Canada can play leading role supplying technologies to the growing CCUS market


Sandra Odendahl, President and CEO

By Sandra Odendahl, President and CEO, CMCRI

We are in the midst of a global crisis. The climate is getting increasingly unstable, atmospheric concentrations of greenhouse gases continue to rise, and we will need every tool in the toolbox if we want to halt the negative impacts of greenhouse gas emissions on our climate.

It would be lovely if we could flick a switch and stop burning fossil fuels overnight, or even in a decade, but there is no credible pathway to that outcome and all evidence suggests that humans will continue to burn fossil fuels and emit CO2 for at least a few more decades. The problem is that the climate cannot withstand this.   Scientists and policy makers agree that a global temperature increase of even 2° C is the absolute maximum we can withstand without significant disruption to populations, economies and ecosystems.

Virtually all climate change mitigation scenarios show a significant role for capturing CO2 after combustion, if we are to drive down CO2 and greenhouse gas emissions to a level the planet can tolerate.

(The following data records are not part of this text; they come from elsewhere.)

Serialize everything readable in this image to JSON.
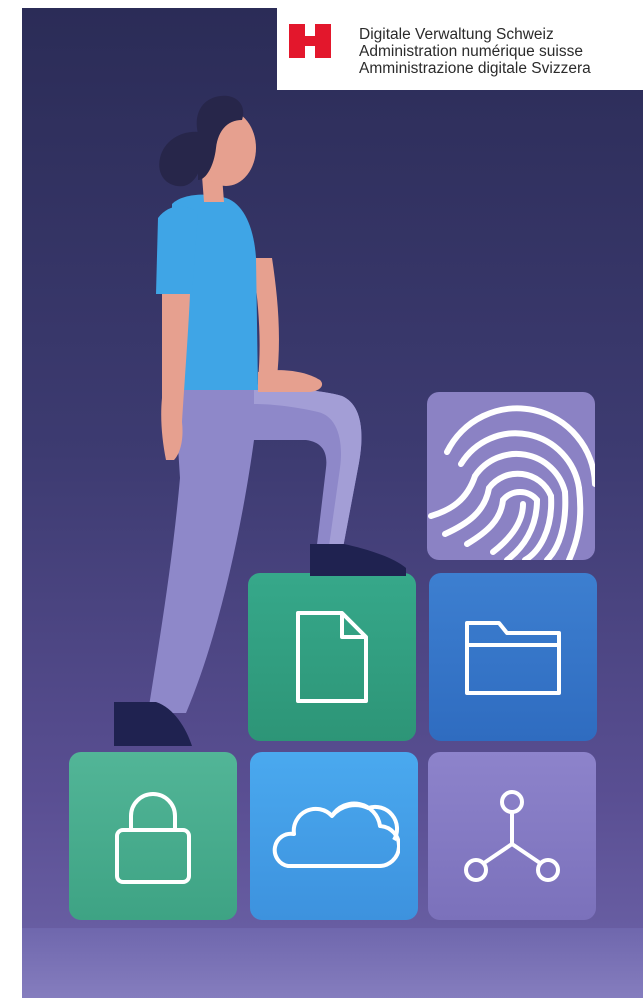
{
  "header": {
    "line_de": "Digitale Verwaltung Schweiz",
    "line_fr": "Administration numérique suisse",
    "line_it": "Amministrazione digitale Svizzera"
  },
  "colors": {
    "brand_red": "#e3172c",
    "background_top": "#2b2c57",
    "background_bottom": "#6f65aa",
    "tile_green": "#2d9577",
    "tile_blue": "#2f6cc0",
    "tile_sky": "#3d92de",
    "tile_violet": "#7b71bb"
  },
  "illustration": {
    "icons": [
      "fingerprint-icon",
      "document-icon",
      "folder-icon",
      "lock-icon",
      "cloud-icon",
      "network-icon"
    ]
  }
}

Carbon capture, utilization and storage (CCUS) encompasses a range of technologies to deal with post-combustion CO2, turning it into valuable inputs to other products, or storing it safely deep in the earth.

Using CO2 in Products

An exciting range of carbon utilization technologies is being developed to convert CO2 to useful products such chemicals, cements, or plastic. Carbon utilization is a very attractive option for dealing with post-combustion CO2, because it generates salable products and creates a market for CO2. It’s estimated that the global market for carbon capture and utilization technologies could be as high as $1 trillion.

Canadian innovators have been leading the pack in creating new ways to sequester CO2 into valuable products. In 2018, for instance, 40% of the global NRG COSIA Carbon XPRIZE finalists were Canadian companies. Estimates suggest that these new CO2 products could store as much as 10% of the world’s annual emissions, a significant amount, but one that still leaves lots of room for additional solutions.

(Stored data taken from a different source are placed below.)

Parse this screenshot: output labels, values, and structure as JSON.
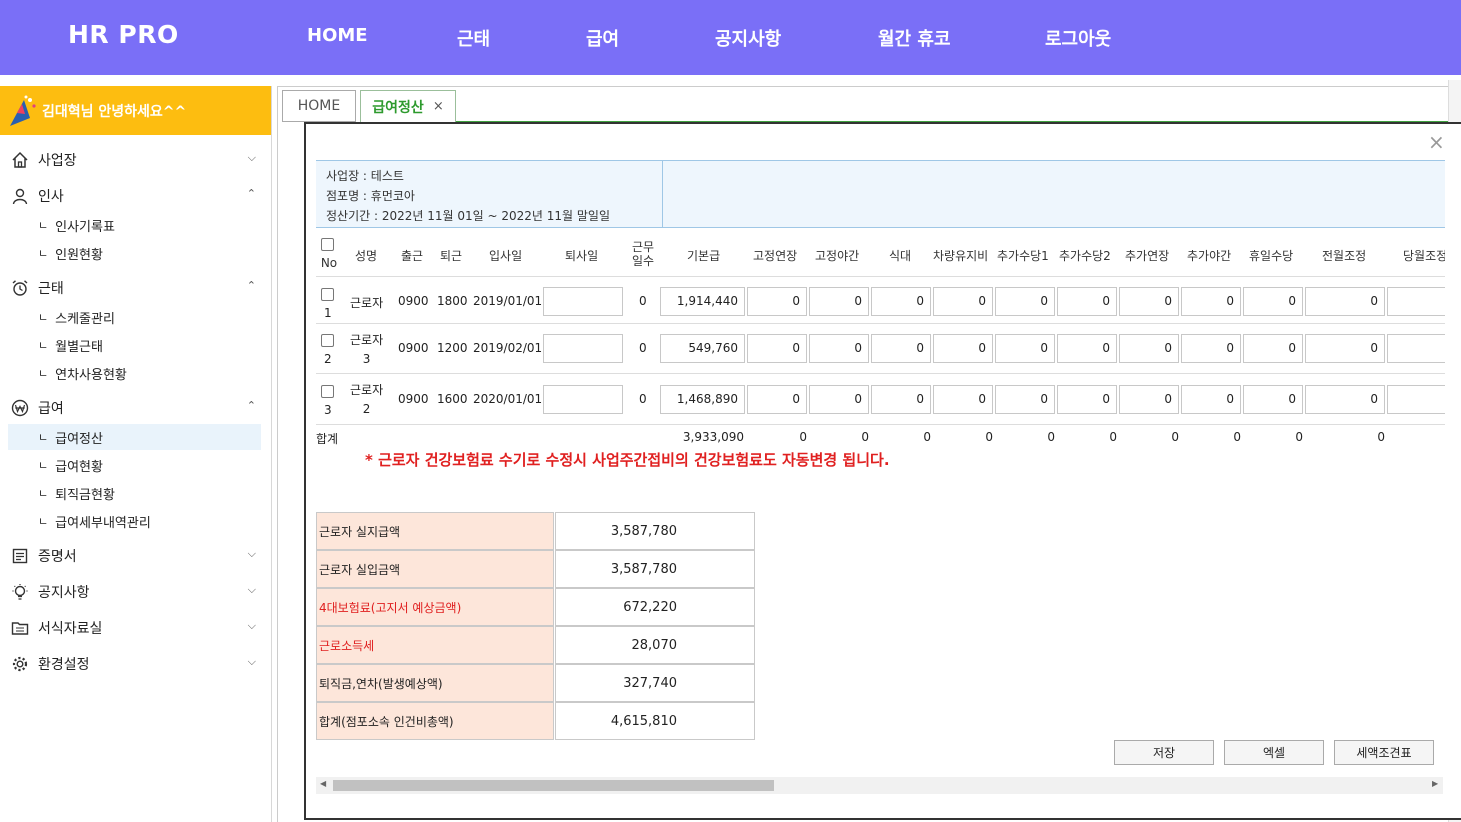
{
  "header": {
    "brand": "HR PRO",
    "nav": [
      "HOME",
      "근태",
      "급여",
      "공지사항",
      "월간 휴코",
      "로그아웃"
    ]
  },
  "sidebar": {
    "welcome": "김대혁님 안녕하세요^^",
    "menus": [
      {
        "label": "사업장",
        "icon": "home-icon",
        "expanded": false
      },
      {
        "label": "인사",
        "icon": "person-icon",
        "expanded": true,
        "items": [
          "인사기록표",
          "인원현황"
        ]
      },
      {
        "label": "근태",
        "icon": "alarm-clock-icon",
        "expanded": true,
        "items": [
          "스케줄관리",
          "월별근태",
          "연차사용현황"
        ]
      },
      {
        "label": "급여",
        "icon": "won-icon",
        "expanded": true,
        "items": [
          "급여정산",
          "급여현황",
          "퇴직금현황",
          "급여세부내역관리"
        ]
      },
      {
        "label": "증명서",
        "icon": "document-icon",
        "expanded": false
      },
      {
        "label": "공지사항",
        "icon": "lightbulb-icon",
        "expanded": false
      },
      {
        "label": "서식자료실",
        "icon": "folder-icon",
        "expanded": false
      },
      {
        "label": "환경설정",
        "icon": "gear-icon",
        "expanded": false
      }
    ]
  },
  "tabs": {
    "home": "HOME",
    "active": "급여정산",
    "close": "×"
  },
  "modal": {
    "close": "×",
    "info": {
      "site": "사업장 : 테스트",
      "store": "점포명 : 휴먼코아",
      "period": "정산기간 : 2022년 11월 01일 ~ 2022년 11월 말일일"
    },
    "columns": [
      "No",
      "성명",
      "출근",
      "퇴근",
      "입사일",
      "퇴사일",
      "근무\n일수",
      "기본급",
      "고정연장",
      "고정야간",
      "식대",
      "차량유지비",
      "추가수당1",
      "추가수당2",
      "추가연장",
      "추가야간",
      "휴일수당",
      "전월조정",
      "당월조정"
    ],
    "rows": [
      {
        "no": "1",
        "name": "근로자",
        "in": "0900",
        "out": "1800",
        "join": "2019/01/01",
        "leave": "",
        "days": "0",
        "base": "1,914,440",
        "vals": [
          "0",
          "0",
          "0",
          "0",
          "0",
          "0",
          "0",
          "0",
          "0",
          "0",
          ""
        ]
      },
      {
        "no": "2",
        "name": "근로자\n3",
        "in": "0900",
        "out": "1200",
        "join": "2019/02/01",
        "leave": "",
        "days": "0",
        "base": "549,760",
        "vals": [
          "0",
          "0",
          "0",
          "0",
          "0",
          "0",
          "0",
          "0",
          "0",
          "0",
          ""
        ]
      },
      {
        "no": "3",
        "name": "근로자\n2",
        "in": "0900",
        "out": "1600",
        "join": "2020/01/01",
        "leave": "",
        "days": "0",
        "base": "1,468,890",
        "vals": [
          "0",
          "0",
          "0",
          "0",
          "0",
          "0",
          "0",
          "0",
          "0",
          "0",
          ""
        ]
      }
    ],
    "total_label": "합계",
    "totals": {
      "base": "3,933,090",
      "vals": [
        "0",
        "0",
        "0",
        "0",
        "0",
        "0",
        "0",
        "0",
        "0",
        "0"
      ]
    },
    "notice": "* 근로자 건강보험료 수기로 수정시 사업주간접비의 건강보험료도 자동변경 됩니다.",
    "summary": [
      {
        "label": "근로자 실지급액",
        "value": "3,587,780",
        "red": false
      },
      {
        "label": "근로자 실입금액",
        "value": "3,587,780",
        "red": false
      },
      {
        "label": "4대보험료(고지서 예상금액)",
        "value": "672,220",
        "red": true
      },
      {
        "label": "근로소득세",
        "value": "28,070",
        "red": true
      },
      {
        "label": "퇴직금,연차(발생예상액)",
        "value": "327,740",
        "red": false
      },
      {
        "label": "합계(점포소속 인건비총액)",
        "value": "4,615,810",
        "red": false
      }
    ],
    "buttons": {
      "save": "저장",
      "excel": "엑셀",
      "tax": "세액조견표"
    }
  },
  "colors": {
    "topbar": "#7a6ff7",
    "welcome": "#fdbd10",
    "active_tab": "#2d9a2d",
    "notice": "#e02020",
    "summary_label_bg": "#fde6da"
  }
}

Storing CO2 Deep in the Earth

The technology for geological storage of CO2 has been under development for decades, with oil and gas companies using CO2 to enhance oil recovery from oilfields (CO2-EOR) since the 1970s. In the mid-1990s, the first CCS projects designed for dedicated CO2 storage came on line in Norway.

The International Energy Agency estimates that carbon capture and storage (CCS) can help meet approximately 14 percent of the global greenhouse gas emission reductions needed by 2050, under a 2-degree global warming scenario, and CCS is presently the only practical way to achieve deep decarbonization in the industrial sector.

In 2017, there were 17 commercial-scale carbon capture projects operating around the world (including three in Canada), with 22 more in development. CCS faces several challenges to mass deployment, the biggest of which may be its reputation for being very expensive, and governments have not provided consistent policy and financial support that is required to move the technology through its capital-intensive early deployment phase. However, as carbon pricing becomes the norm in jurisdictions around the world, and as the costs of CCS come down to meet carbon prices, there is a resurgence of interest in building new carbon capture and storage facilities.

Canadian CCUS strengths

It’s a rapidly expanding market and Canada has several strengths that could position us to play a lead role as an exporter of CCUS technologies and also as a preferred region for research, development and scale up. Our strengths include national R&D expertise, large-scale CCS installations, and government support. Canada is also home to an energetic, visionary group of developers and entrepreneurs working on cutting edge capture and utilization technologies.

It’s clear we have the necessary components to become a global CCUS powerhouse, but we need to move quickly as a collaborative industry sector to take advantage of the current window of opportunity. It won’t remain open forever.